The one-stop-shop financial services company and digital bank SoFi Technologies (SOFI -4.14%) delivered first-quarter earnings results on May 1 that beat analyst estimates. Management also raised the company's full-year guidance.

But that didn't stop the stock from trading 12% lower by the time the market closed that day. Ultimately, while the numbers looked good, the market was disappointed anyway. Here are three reasons why.

Person looking at debit card.

Image source: Getty Images.

1. SoFi's balance sheet optics don't look great

SoFi's largest division that generates the most revenue for the company is its lending business, which originates mortgages, student loans, and personal loans. Due to the student loan moratorium, which depressed student lending, and the high interest rate environment, which depressed mortgage activity, SoFi leaned heavily into personal loans and now regularly originates more than $3 billion per quarter. Personal loans on the company's balance sheet now exceed $9.5 billion.

SoFi designates the loans as held for sale, meaning it intends to sell them before they mature. The bank typically keeps the loans on its balance sheet for several months to collect recurring interest income payments for a time and then sells the loans to investors in the secondary market. This allows SoFi to not have to take any meaningful provision for credit losses, which would drag down earnings. However, the difficult macro environment categorized by high funding costs and the potential for a recession dried up investor interest in personal loans. 

This drove up fear that SoFi may have trouble offloading these loans, especially if the Fed keeps rates higher for longer or if the economy tips into a more severe recession. In this scenario, SoFi might be on the hook for loan losses in the portfolio or have to sell the loans at a loss.

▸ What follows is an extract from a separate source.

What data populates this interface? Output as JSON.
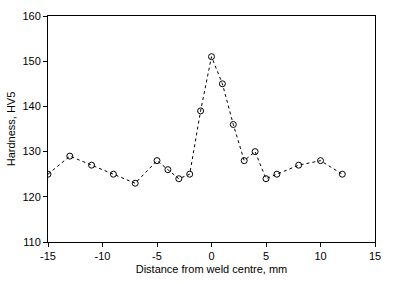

SoFi didn't do any personal loan sales to whole loan borrowers in Q1, which could be due to a lack of demand or bad gain-on-sale margins. However, the company did execute a $440 million asset-backed securitization. If the Fed pauses its interest rate hikes soon, this may nudge investors back into the market. But until the company starts to offload some of these loans, I think the stock may continue to see pressure.

2. SoFi raised guidance, but not enough to impress

SoFi did manage to raise its guidance for the full year, but it was nothing to get too excited about. The company now expects adjusted revenue of $2.02 billion this year and adjusted earnings before interest, taxes, depreciation, and amortization (EBITDA) of $288 million at the top end of management's range. The prior guidance called for $2 billion of revenue and $280 million adjusted EBITDA at the top end.

Investors were likely hoping for more, although the company is still expecting to hit GAAP (generally accepted accounting principles) profitability by the fourth quarter of this year. I'm much more interested in this number, if the company can hit it, and then where it can go from there.

3. Galileo accounts fell

Galileo offers back-end payments infrastructure technology that enables companies to provide digital banking and card-issuing capabilities. For the first time ever, Galileo accounts fell -- from 131 million to 126 million in the first quarter.

SoFi's CEO Anthony Noto attributed the trend to the decision to stop going after small accounts and focus on larger, more durable clients that require longer sales cycles but will have a more material financial benefit once signed on.

Galileo is part of SoFi's tech segment, which may be driving SoFi's more expensive valuation. So weakness in the business also may be contributing to the less-than-enthusiastic reaction to SoFi's beat-and-raise quarter.